Abgas-Skandal: Konkurrenz fährt VW davon

Die Abgas-Krise zwingt Volkswagen aus hohem Tempo zu einer Vollbremsung.

Foto: © APA/EPA

Der jahrelang auf Wachstum gepolte Konzern wird im Rennen mit Toyota und der Opel-Mutter GM um die Weltmarktführung zurückgeworfen. Manch ein Experte glaubt sogar, um bis zu zehn Jahre.

Allein die technische Beseitigung der Manipulation von Diesel-Emissionswerten dürfte Volkswagen bis Ende nächsten Jahres beschäftigen, schätzt der neue Vorstandschef Matthias Müller.

Noch ist völlig unklar, wie die Kundschaft darauf reagieren wird. „Die Konkurrenz sitzt bereits in den Startlöchern, um VW Kunden abzujagen“, sagt Autoprofessor Ferdinand Dudenhöffer.

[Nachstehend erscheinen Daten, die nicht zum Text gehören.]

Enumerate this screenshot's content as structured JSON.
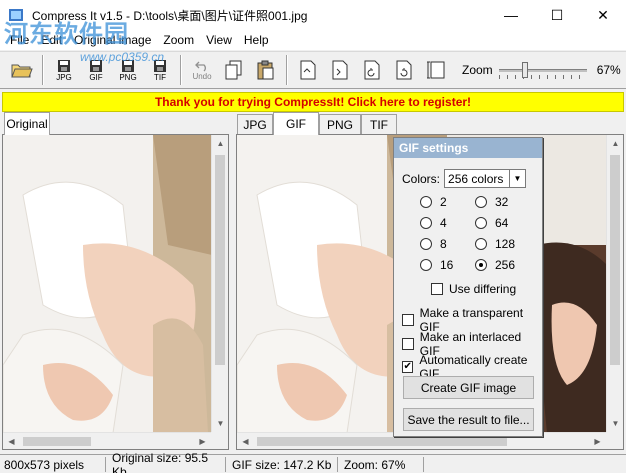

Dazu Strafen und Schadenersatz

Hinzu kommen hohe Strafzahlungen und Schadensersatzansprüche, mit denen der Wolfsburger Konzern wegen der Manipulation rechnen muss. Um die Milliarden aufzubringen, hat Müller bereits schmerzhafte Einschnitte angekündigt.

Alle Investitionen werden noch einmal auf den Prüfstand gestellt. Das bereits beschlossene Sparprogramm von konzernweit rund zehn Milliarden Euro dürfte deutlich aufgestockt werden. Dem Zwölf-Marken-Konzern stünde dann weniger Geld für Neuentwicklungen und die Expansion zur Verfügung.